On Tuesday the Monkey Cage at the Washington Post published an article, “Do betting markets outperform election polls? Hardly.” The article suffers from two common confusions around both prediction markets and forecasting in general. First, election polls are a reflection of the voter intention on the day the poll is taken, while prediction markets are a reflection of the probability of victory on Election Day. These are two related, but different value types. Second, nothing is 0% or 100% to happen until it happens, before that point there is an unknown underlying probability of occurring that can and should fluctuate over time; that is the value that prediction markets are trying to estimate.
The first chart is supposed to show that polls and prediction markets are similarly accurate in predicting the outcomes of the last five contested primary elections; instead it shows that voter intention and probability of victory fluctuate across the primaries. The chart illustrates Huffington Post’s Pollster poll trend for the last five contested primaries next to the probability of victory derived from the candidate’s prediction market and bookie prices (the author does not note how he converts share price to probability victory, but I would suggest reading this paper; this is a subtle, but important process). The chart makes both errors noted above: it implies that both value types should be correlated with probability of victory and that the ultimate winner was always the most likely. The author fails to distinguish that the polling average is meant to show the current support for candidates, so it is not wrong when it shows 11 lead changes in the 2012 Republican primary. There were points in time when Rick Santorum, Newt Gingrich, etc., had more support than Mitt Romney; the polls are not meant to be predictions of the final outcome. Similarly, prediction markets are not necessarily wrong for assuming that Donald Trump was not the most likely candidate to win the Republican primary in July of 2015. Just because he did ultimately win, does not mean he was 100% to win the entire time (i.e., we do not know the true probability of Trump winning the primary on July 1, 2015, but it was well less than 100%).

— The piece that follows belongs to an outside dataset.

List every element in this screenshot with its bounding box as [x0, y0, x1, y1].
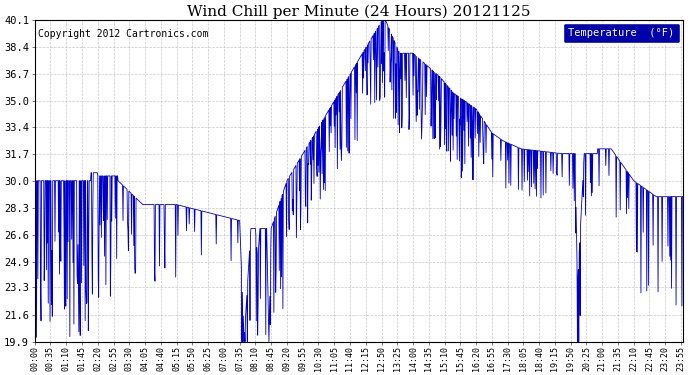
Legend: Temperature  (°F): Temperature (°F)	[563, 23, 680, 43]
Title: Wind Chill per Minute (24 Hours) 20121125: Wind Chill per Minute (24 Hours) 2012112…	[187, 4, 531, 18]
Text: Copyright 2012 Cartronics.com: Copyright 2012 Cartronics.com	[38, 29, 208, 39]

Beyond the overall problem of defining accuracy, the first chart and its analysis is seriously flawed: it is very misleading to chart two different value types next each other with the same y-axis, a leading indicator is not always visible with the naked eye, and five outcomes does not make a scientific analysis. First, the author charts two very different values types, that both run from 0 to 100, next to each other with the same y-axis. This could lead to some readers thinking they were indexing the same things. Again, the polls are current voter intention or support and the prediction markets are probability of victory. Second, just because the author does not see one leading the other with the naked eye, does not mean it is true. I would suggest some form of time-series regressions (again accounting for the different value types). Third, this is just five outcomes and basically hinges on Trump winning. If Trump had lost (which I contend was a non-negligible probability for most of the run-up to the voting), polls would have been very bad a predicting (but, again, possibly correct at reflecting the voter’s support for Trump at that point in time).

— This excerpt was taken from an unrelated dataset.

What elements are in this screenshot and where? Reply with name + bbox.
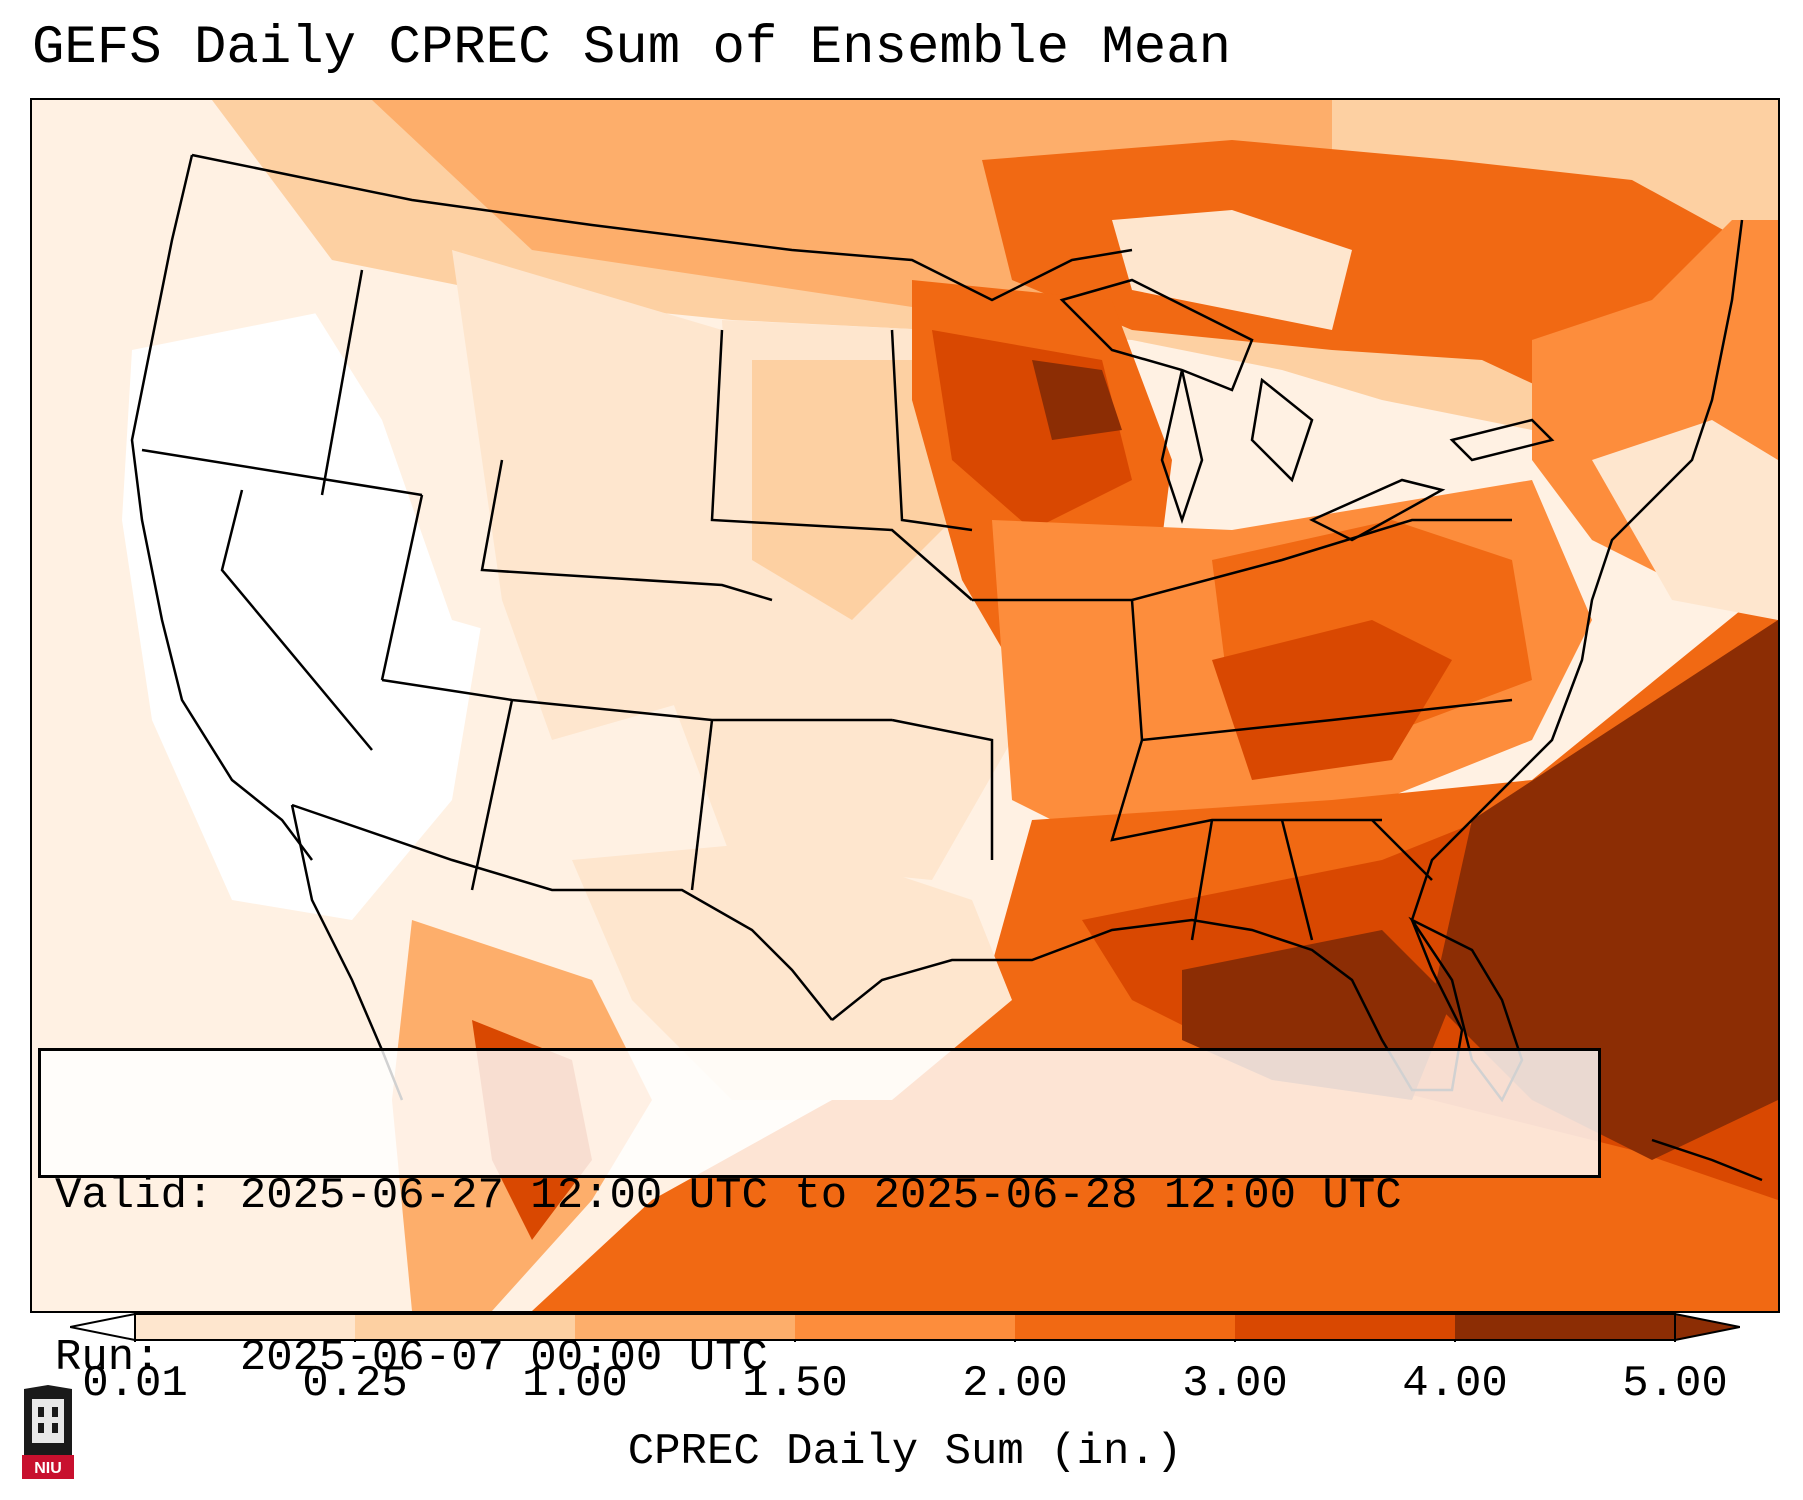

Prediction markets should, and do, have very little value in predicting vote share; the second chart does not recognize this fundamental aspect of a probability relative to a poll share (I demonstrate that here). If a candidate is going to win by 10 or 20 points, she is going to have a 100% probability of victory, but will hopefully be 10 or 20 points up in the polls respectively. It is possible for a candidate to be likely to win by just 2 or 3 percentage points, but the markets show 100% if there is a lot available information on the electorate. Further, a candidate may be likely to win by 10 points, but with low information, the markets on go to 70% or 80%. A prediction market, built on the binary outcome of winning or losing, is not designed to show by how much. Polling is designed to show that. Thus, it is completely unsurprising that polling is more predictive of vote share than prediction markets.

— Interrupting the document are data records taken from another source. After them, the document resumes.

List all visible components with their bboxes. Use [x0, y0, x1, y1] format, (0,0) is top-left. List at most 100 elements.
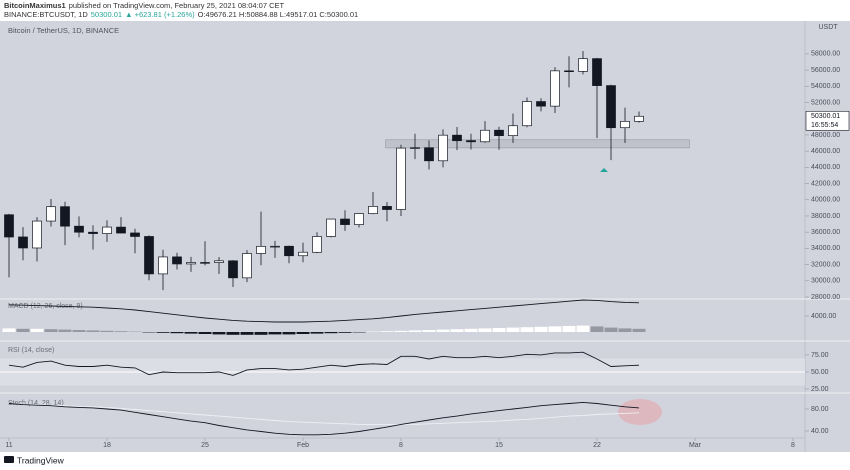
histogram-bar [380, 331, 394, 332]
histogram-bar [72, 330, 86, 332]
x-tick-label: 8 [791, 442, 795, 449]
candle-body [536, 101, 546, 107]
x-tick-label: 15 [495, 442, 503, 449]
highlight-ellipse [618, 399, 662, 425]
y-tick-label: 38000.00 [811, 213, 840, 220]
histogram-bar [282, 332, 296, 335]
y-tick-label: 4000.00 [811, 313, 836, 320]
histogram-bar [184, 332, 198, 334]
candle-body [382, 206, 392, 210]
histogram-bar [324, 332, 338, 334]
histogram-bar [198, 332, 212, 334]
countdown: 16:55:54 [811, 122, 838, 129]
indicator-line [8, 351, 640, 376]
histogram-bar [30, 328, 44, 332]
support-zone [385, 139, 690, 149]
pane-title: RSI (14, close) [8, 347, 54, 354]
candle-body [354, 213, 364, 225]
histogram-bar [506, 327, 520, 332]
histogram-bar [618, 328, 632, 332]
y-tick-label: 80.00 [811, 406, 829, 413]
y-tick-label: 25.00 [811, 386, 829, 393]
candle-body [144, 236, 154, 275]
candle-body [200, 262, 210, 264]
brand: TradingView [17, 455, 65, 465]
y-tick-label: 46000.00 [811, 148, 840, 155]
pane-title: MACD (12, 26, close, 9) [8, 303, 83, 310]
y-tick-label: 36000.00 [811, 229, 840, 236]
histogram-bar [16, 328, 30, 332]
candle-body [424, 147, 434, 162]
candle-body [368, 206, 378, 214]
y-tick-label: 32000.00 [811, 261, 840, 268]
candle-body [606, 85, 616, 129]
candle-body [522, 101, 532, 127]
candle-body [130, 232, 140, 237]
histogram-bar [450, 329, 464, 332]
histogram-bar [226, 332, 240, 335]
y-tick-label: 52000.00 [811, 99, 840, 106]
histogram-bar [114, 331, 128, 332]
candle-body [228, 260, 238, 279]
indicator-line [8, 401, 640, 436]
histogram-bar [394, 330, 408, 332]
x-tick-label: 8 [399, 442, 403, 449]
footer-bg [0, 452, 850, 470]
published: published on TradingView.com, February 2… [69, 1, 285, 10]
histogram-bar [212, 332, 226, 335]
x-tick-label: 25 [201, 442, 209, 449]
histogram-bar [562, 326, 576, 332]
y-tick-label: 48000.00 [811, 132, 840, 139]
candle-body [60, 206, 70, 227]
histogram-bar [338, 332, 352, 333]
header-line: BitcoinMaximus1 published on TradingView.… [4, 1, 285, 10]
tv-logo: TradingView [4, 455, 65, 465]
histogram-bar [422, 330, 436, 332]
y-tick-label: 50.00 [811, 369, 829, 376]
y-tick-label: 28000.00 [811, 294, 840, 301]
histogram-bar [478, 328, 492, 332]
histogram-bar [604, 327, 618, 332]
candle-body [284, 245, 294, 257]
y-tick-label: 40.00 [811, 428, 829, 435]
candle-body [494, 129, 504, 136]
ohlc: O:49676.21 H:50884.88 L:49517.01 C:50300… [198, 10, 359, 19]
candle-body [634, 115, 644, 122]
candle-body [550, 70, 560, 107]
candle-body [172, 256, 182, 265]
candle-body [32, 220, 42, 249]
y-unit: USDT [818, 24, 838, 31]
histogram-bar [240, 332, 254, 335]
candle-body [4, 214, 14, 238]
candle-body [466, 140, 476, 143]
candle-body [116, 226, 126, 234]
candle-body [256, 245, 266, 254]
histogram-bar [576, 325, 590, 332]
candle-body [508, 125, 518, 136]
candle-body [620, 120, 630, 129]
quote-line: BINANCE:BTCUSDT, 1D 50300.01 ▲ +623.81 (+1… [4, 10, 358, 19]
histogram-bar [408, 330, 422, 332]
x-tick-label: Feb [297, 442, 309, 449]
histogram-bar [548, 326, 562, 332]
candle-body [592, 58, 602, 86]
candle-body [158, 256, 168, 275]
candle-body [340, 218, 350, 225]
histogram-bar [310, 332, 324, 334]
price: 50300.01 [91, 10, 122, 19]
y-tick-label: 54000.00 [811, 83, 840, 90]
candle-body [18, 236, 28, 249]
x-tick-label: 11 [5, 442, 12, 449]
histogram-bar [492, 328, 506, 332]
candle-body [326, 218, 336, 237]
chart-bg [0, 21, 850, 452]
histogram-bar [464, 328, 478, 332]
candle-body [410, 147, 420, 149]
candle-body [214, 260, 224, 263]
candle-body [186, 262, 196, 265]
pane-title: Stoch (14, 28, 14) [8, 400, 64, 407]
candle-body [564, 70, 574, 72]
change: ▲ +623.81 (+1.26%) [125, 10, 195, 19]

Prediction markets and polls both did well at their respective tasks this election cycle; but, prediction markets were more useful to most people. First, the election eve accuracy was similar for the contests that both did. Second, prediction markets covered about 50% more contests (smaller races and caucuses, probably hard to predict) and were similarly accurate in these extra contests. Third, prediction markets start much earlier on average; this is especially important when studying how early contests affect later contests. Fourth, prediction markets (represented by my site, PredictWise) avoided the major errors of poll-based forecasts like FiveThirtyEight.
I spend a lot of time studying both polls and prediction markets. Researchers should understand that these are two different ways of engaging people with questions about elections, different: audiences, questions, incentives, and aggregation. These differences should be examined for what they are, which is a great tool for us to learn about data collection and aggregation in its many forms.